ID Management Gets Flexible

The steady growth of Web-based applications and the increased integration of systems among customers, partners, and suppliers are fueling demand for identity-management applications that help businesses cut the costs of ensuring that only the right people access certain apps.

Research firm IDC expects the identity-management market to grow from around $593 million last year to roughly $4 billion by 2007.

Last week, nearly a year after its acquisition of identity-management software maker Access360, IBM Tivoli unveiled a flurry of enhancements to its identity-management application lineup, including Identity Manager, Access Manager, Privacy Manager, Directory Integrator, and Directory Server.
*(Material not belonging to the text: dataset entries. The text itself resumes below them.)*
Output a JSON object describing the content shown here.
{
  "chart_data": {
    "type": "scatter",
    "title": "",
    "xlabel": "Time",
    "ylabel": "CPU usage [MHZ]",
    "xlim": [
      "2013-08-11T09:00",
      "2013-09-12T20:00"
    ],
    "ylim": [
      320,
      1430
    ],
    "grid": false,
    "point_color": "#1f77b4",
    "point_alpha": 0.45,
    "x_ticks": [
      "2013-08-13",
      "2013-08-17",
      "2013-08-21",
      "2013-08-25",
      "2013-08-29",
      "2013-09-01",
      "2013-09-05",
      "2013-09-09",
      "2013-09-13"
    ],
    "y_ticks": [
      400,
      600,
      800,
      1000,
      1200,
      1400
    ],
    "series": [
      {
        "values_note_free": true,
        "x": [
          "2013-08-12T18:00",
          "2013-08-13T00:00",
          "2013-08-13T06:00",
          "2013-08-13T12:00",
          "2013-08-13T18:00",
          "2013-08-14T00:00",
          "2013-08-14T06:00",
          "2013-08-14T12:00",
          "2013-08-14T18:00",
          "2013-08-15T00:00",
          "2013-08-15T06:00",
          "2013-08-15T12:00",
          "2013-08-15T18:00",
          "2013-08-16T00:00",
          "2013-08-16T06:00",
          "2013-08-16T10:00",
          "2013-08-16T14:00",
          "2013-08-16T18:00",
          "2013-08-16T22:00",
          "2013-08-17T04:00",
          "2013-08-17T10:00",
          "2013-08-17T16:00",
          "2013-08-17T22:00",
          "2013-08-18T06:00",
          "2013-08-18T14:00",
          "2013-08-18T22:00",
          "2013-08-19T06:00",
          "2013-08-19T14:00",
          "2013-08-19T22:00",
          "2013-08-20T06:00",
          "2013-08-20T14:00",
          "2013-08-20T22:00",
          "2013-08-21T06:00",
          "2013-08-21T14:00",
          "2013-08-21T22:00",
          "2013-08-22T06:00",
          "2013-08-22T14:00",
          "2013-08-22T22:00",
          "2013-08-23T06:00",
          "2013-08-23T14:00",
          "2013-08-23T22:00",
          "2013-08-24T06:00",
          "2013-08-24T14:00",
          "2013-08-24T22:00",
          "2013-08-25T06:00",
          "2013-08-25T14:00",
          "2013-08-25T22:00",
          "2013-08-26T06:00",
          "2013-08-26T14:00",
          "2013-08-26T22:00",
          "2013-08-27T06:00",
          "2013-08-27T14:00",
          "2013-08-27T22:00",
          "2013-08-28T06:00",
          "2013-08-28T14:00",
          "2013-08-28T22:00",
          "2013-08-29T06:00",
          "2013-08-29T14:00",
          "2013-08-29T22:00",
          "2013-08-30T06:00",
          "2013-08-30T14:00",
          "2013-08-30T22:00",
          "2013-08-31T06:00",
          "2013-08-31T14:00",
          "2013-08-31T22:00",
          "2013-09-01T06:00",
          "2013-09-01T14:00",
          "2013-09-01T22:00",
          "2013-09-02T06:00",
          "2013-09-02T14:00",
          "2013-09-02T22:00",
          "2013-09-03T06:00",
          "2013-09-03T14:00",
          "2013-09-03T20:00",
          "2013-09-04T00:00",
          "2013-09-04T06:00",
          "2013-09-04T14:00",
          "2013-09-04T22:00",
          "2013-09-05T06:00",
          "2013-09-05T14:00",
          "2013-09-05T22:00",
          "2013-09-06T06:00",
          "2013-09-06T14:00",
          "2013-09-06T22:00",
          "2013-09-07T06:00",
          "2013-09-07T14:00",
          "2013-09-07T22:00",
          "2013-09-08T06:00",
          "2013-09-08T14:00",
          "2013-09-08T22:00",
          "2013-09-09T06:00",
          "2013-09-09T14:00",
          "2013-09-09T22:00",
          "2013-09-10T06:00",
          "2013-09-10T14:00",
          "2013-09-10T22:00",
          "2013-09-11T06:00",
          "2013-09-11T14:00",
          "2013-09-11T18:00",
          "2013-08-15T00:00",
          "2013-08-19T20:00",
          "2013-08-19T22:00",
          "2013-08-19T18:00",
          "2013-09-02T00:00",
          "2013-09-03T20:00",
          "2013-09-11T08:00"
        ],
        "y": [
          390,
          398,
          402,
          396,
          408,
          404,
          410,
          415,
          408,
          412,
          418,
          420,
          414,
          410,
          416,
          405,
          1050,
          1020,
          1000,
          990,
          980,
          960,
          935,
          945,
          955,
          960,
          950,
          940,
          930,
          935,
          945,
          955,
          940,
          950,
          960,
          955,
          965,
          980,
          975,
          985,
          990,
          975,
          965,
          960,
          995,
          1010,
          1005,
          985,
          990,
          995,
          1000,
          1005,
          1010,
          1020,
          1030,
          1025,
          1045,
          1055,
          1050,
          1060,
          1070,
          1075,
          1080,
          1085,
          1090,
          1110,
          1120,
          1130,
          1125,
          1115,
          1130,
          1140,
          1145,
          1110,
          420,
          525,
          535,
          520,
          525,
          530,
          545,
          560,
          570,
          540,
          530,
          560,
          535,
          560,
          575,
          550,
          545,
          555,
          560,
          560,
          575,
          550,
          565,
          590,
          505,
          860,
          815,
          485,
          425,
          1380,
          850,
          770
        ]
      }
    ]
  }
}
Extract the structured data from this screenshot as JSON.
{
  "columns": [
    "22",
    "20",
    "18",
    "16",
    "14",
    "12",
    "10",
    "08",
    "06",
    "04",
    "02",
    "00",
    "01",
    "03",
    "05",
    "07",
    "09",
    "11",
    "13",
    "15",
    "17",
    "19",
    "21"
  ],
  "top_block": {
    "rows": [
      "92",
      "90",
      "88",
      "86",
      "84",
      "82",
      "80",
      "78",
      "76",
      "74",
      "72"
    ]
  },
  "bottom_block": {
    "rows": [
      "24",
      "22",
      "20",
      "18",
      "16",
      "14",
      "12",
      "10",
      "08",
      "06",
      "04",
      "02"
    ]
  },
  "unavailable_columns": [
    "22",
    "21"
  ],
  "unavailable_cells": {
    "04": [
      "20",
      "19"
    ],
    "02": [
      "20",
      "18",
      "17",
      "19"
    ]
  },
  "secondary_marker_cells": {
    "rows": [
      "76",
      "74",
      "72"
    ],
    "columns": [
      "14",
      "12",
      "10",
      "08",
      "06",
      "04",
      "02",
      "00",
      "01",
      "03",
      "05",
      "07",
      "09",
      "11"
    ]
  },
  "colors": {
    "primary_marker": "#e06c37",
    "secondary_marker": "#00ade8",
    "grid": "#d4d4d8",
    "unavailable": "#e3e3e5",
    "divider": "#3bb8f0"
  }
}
"If you can start leveraging existing information that you have on users, it's easier to integrate identity management into the business unit," says Pete Lindstrom, research director at Spire Security. "With standard role-based access-management tools, you had to add users more manually. With these types of enhancements, it's now a more-flexible process [that uses] existing attributes about the user."

An enhancement that will help customers simplify identity management, analysts say, is Access Manager's new Dynamic Rules Engine, which culls information about users directly from existing data stores, such as human-resources files or the employee's departmental files. IBM's Tivoli Identity Manager version 4.5 also has improved the way it handles requests to change a user's privileges, such as after a promotion or a termination.

Courion Corp., another identity-management vendor, also has made improvements to help companies more effectively manage identities. The AccountCourier app, part of Courion Identity Management Suite 6.5, lets users delegate their access rights as long as they fall within the company's security policy. For example, an employee could delegate his or her application-access privileges to a co-worker or a manager while on vacation.